NAUGATUCK, Conn. (WTNH) — A Naugatuck man is lucky to be alive after terrifying hit-and-run. It happened Thursday morning in the Interstate-84 westbound lane at exit 30 in Southington. Now police are looking for the driver.
Looking at the crushed and mangled leftovers of Shaughn Adamski’s car, it’s hard to believe that he and a friend climbed out of it alive. “We probably should have died,” said Adamski. “The paramedics were saying that we were extremely lucky.”
“I could not understand by looking at that car, how two young men walked away from that accident,” said Pam Adamski, his mother.
He says his car was hit by another vehicle at about 1 a.m. after he and friend left a concert. “The car had crashed into the back of us and then rolled up the side of my car,” said Adamski. “So it pretty much just rolled right through and then drove up the side and then kept going.
The driver may have taken off, but a witness got a description of vehicle, telling police it was a black Dodge pick-up truck. Shaughn Adamski says he never saw the truck, all he saw were headlights coming up on him fast. Then, someone hit his car, leaving it spinning out of control until it crashed into a tree and landed in a ditch.
The owner of Sibby’s Automotive, where the car was towed, said it’s beyond repair, and if someone had been sitting in that back seat, they wouldn’t be alive. Adamski said a close friend would have been in the back seat, which took the brunt of the impact, but he could not get a ticket to the concert.

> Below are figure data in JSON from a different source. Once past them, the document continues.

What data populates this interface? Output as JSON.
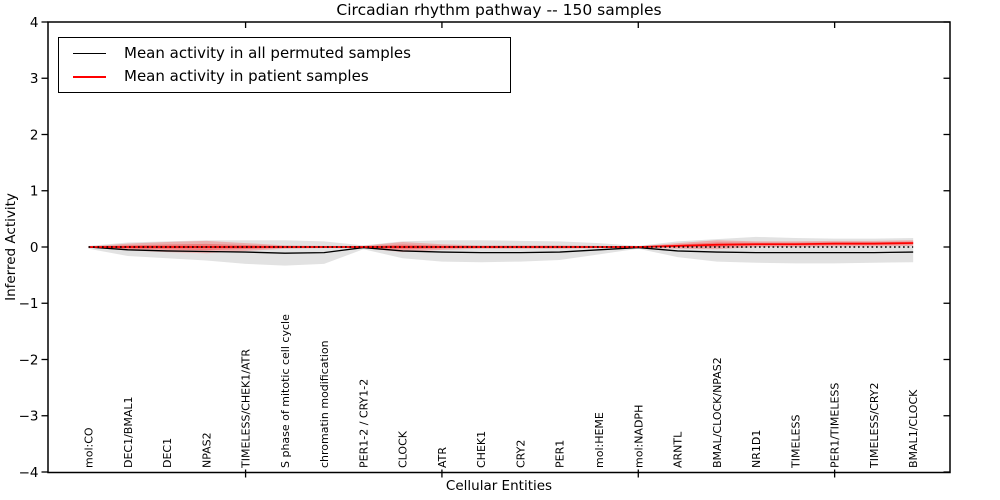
{
  "chart_data": {
    "type": "area",
    "title": "Circadian rhythm pathway -- 150 samples",
    "xlabel": "Cellular Entities",
    "ylabel": "Inferred Activity",
    "ylim": [
      -4,
      4
    ],
    "ytick_labels": [
      "4",
      "3",
      "2",
      "1",
      "0",
      "−1",
      "−2",
      "−3",
      "−4"
    ],
    "ytick_values": [
      4,
      3,
      2,
      1,
      0,
      -1,
      -2,
      -3,
      -4
    ],
    "xtick_indices": [
      4,
      9,
      14,
      19
    ],
    "grid": false,
    "legend_position": "upper left",
    "legend": [
      {
        "label": "Mean activity in all permuted samples",
        "color": "#000000"
      },
      {
        "label": "Mean activity in patient samples",
        "color": "#ff0000"
      }
    ],
    "categories": [
      "mol:CO",
      "DEC1/BMAL1",
      "DEC1",
      "NPAS2",
      "TIMELESS/CHEK1/ATR",
      "S phase of mitotic cell cycle",
      "chromatin modification",
      "PER1-2 / CRY1-2",
      "CLOCK",
      "ATR",
      "CHEK1",
      "CRY2",
      "PER1",
      "mol:HEME",
      "mol:NADPH",
      "ARNTL",
      "BMAL/CLOCK/NPAS2",
      "NR1D1",
      "TIMELESS",
      "PER1/TIMELESS",
      "TIMELESS/CRY2",
      "BMAL1/CLOCK"
    ],
    "series": [
      {
        "name": "permuted-range-band",
        "type": "band",
        "color": "rgba(0,0,0,0.115)",
        "upper": [
          0.02,
          0.08,
          0.1,
          0.12,
          0.12,
          0.12,
          0.1,
          0.03,
          0.1,
          0.12,
          0.12,
          0.11,
          0.1,
          0.07,
          0.02,
          0.1,
          0.14,
          0.18,
          0.16,
          0.15,
          0.15,
          0.16
        ],
        "lower": [
          -0.03,
          -0.16,
          -0.2,
          -0.24,
          -0.3,
          -0.33,
          -0.3,
          -0.04,
          -0.2,
          -0.26,
          -0.27,
          -0.26,
          -0.23,
          -0.13,
          -0.03,
          -0.18,
          -0.26,
          -0.28,
          -0.29,
          -0.29,
          -0.28,
          -0.27
        ]
      },
      {
        "name": "patient-range-band",
        "type": "band",
        "color": "rgba(255,0,0,0.22)",
        "upper": [
          0.01,
          0.06,
          0.09,
          0.11,
          0.07,
          0.03,
          0.02,
          0.02,
          0.09,
          0.05,
          0.03,
          0.03,
          0.03,
          0.02,
          0.01,
          0.07,
          0.12,
          0.1,
          0.1,
          0.11,
          0.11,
          0.12
        ],
        "lower": [
          -0.01,
          -0.06,
          -0.09,
          -0.11,
          -0.07,
          -0.03,
          -0.02,
          -0.02,
          -0.09,
          -0.05,
          -0.03,
          -0.03,
          -0.03,
          -0.02,
          -0.01,
          -0.03,
          -0.04,
          0.0,
          0.0,
          0.01,
          0.01,
          0.02
        ]
      },
      {
        "name": "patient-range-inner-band",
        "type": "band",
        "color": "rgba(255,0,0,0.28)",
        "upper": [
          0.005,
          0.03,
          0.045,
          0.055,
          0.035,
          0.015,
          0.01,
          0.01,
          0.045,
          0.025,
          0.015,
          0.015,
          0.015,
          0.01,
          0.005,
          0.045,
          0.08,
          0.075,
          0.075,
          0.085,
          0.085,
          0.095
        ],
        "lower": [
          -0.005,
          -0.03,
          -0.045,
          -0.055,
          -0.035,
          -0.015,
          -0.01,
          -0.01,
          -0.045,
          -0.025,
          -0.015,
          -0.015,
          -0.015,
          -0.01,
          -0.005,
          -0.005,
          0.0,
          0.025,
          0.025,
          0.035,
          0.035,
          0.045
        ]
      },
      {
        "name": "permuted-mean-line",
        "type": "line",
        "color": "#000000",
        "width": 1.3,
        "values": [
          0.0,
          -0.05,
          -0.07,
          -0.08,
          -0.09,
          -0.11,
          -0.1,
          -0.01,
          -0.07,
          -0.09,
          -0.1,
          -0.1,
          -0.09,
          -0.05,
          -0.01,
          -0.07,
          -0.09,
          -0.1,
          -0.1,
          -0.1,
          -0.1,
          -0.09
        ]
      },
      {
        "name": "patient-mean-line",
        "type": "line",
        "color": "#ff0000",
        "width": 1.7,
        "values": [
          0.0,
          0.0,
          0.0,
          0.0,
          0.0,
          0.0,
          0.0,
          0.0,
          0.0,
          0.0,
          0.0,
          0.0,
          0.0,
          0.0,
          0.0,
          0.02,
          0.04,
          0.05,
          0.05,
          0.06,
          0.06,
          0.07
        ]
      },
      {
        "name": "zero-reference-line",
        "type": "line",
        "color": "#000000",
        "width": 1.5,
        "dash": "1.7 2.8",
        "values": [
          0,
          0,
          0,
          0,
          0,
          0,
          0,
          0,
          0,
          0,
          0,
          0,
          0,
          0,
          0,
          0,
          0,
          0,
          0,
          0,
          0,
          0
        ]
      }
    ]
  }
}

Since the accident, his arm is in a sling and he is banged up and sore. He is a musician and says it will be tough for him to play his guitar for a while with the injuries from the crash. But he’s thankful he is alive and he’ll get the chance to play again. His guitar was damaged in the accident and he says insurance won’t pay to replace it, so it may take longer than he would like.